Kujawab desakannya dengan gelengan jujur.
Anggara Ziyan Wirahadikesuma. Tentu saja aku kenal pemilik nama itu. Dia kakak kelas yang populer di sini. Tampan, pintar, kaya. Sempurna, jika bukan karena kebiasaannya yang suka bergonta-ganti pacar sama sering dengan gonta-ganti celana dalam.
Kenal, sebatas tahu. Bukan dalam arti dekat seperti teman atau sahabat.
Dan kenapa mereka menggosipkan dia denganku?

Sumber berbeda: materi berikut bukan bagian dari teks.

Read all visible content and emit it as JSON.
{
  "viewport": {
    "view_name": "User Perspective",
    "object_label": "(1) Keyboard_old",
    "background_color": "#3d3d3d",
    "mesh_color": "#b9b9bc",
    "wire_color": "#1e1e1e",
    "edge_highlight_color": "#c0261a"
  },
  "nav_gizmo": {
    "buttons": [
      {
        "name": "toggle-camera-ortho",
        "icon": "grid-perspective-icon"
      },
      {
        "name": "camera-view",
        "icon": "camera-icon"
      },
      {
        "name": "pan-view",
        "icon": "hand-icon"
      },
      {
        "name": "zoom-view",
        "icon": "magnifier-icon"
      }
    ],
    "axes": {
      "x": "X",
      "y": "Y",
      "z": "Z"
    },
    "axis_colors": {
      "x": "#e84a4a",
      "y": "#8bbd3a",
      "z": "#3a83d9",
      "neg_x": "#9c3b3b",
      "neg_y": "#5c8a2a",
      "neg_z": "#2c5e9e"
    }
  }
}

"Eh, Ray, gue balik ke kelas duluan, ya...!" ucap Vina bergegas meninggalkanku.
"Hah?"
Aku terbengong. Ada apa dengan dia?
"Ehm!"
Aku menoleh pada seseorang yang sepertinya sengaja berdehem di belakangku dan menemukan sosok yang baru saja menjadi topik bahasan kami sudah berdiri di sana bersama seorang temannya. Sekarang aku bisa menduga kenapa Vina buru-buru melarikan diri.
"Boleh gabung?"
Pertanyaan itu bukan berasal dari Anggara, melainkan teman di sebelahnya. Kalau tidak salah... namanya Rio.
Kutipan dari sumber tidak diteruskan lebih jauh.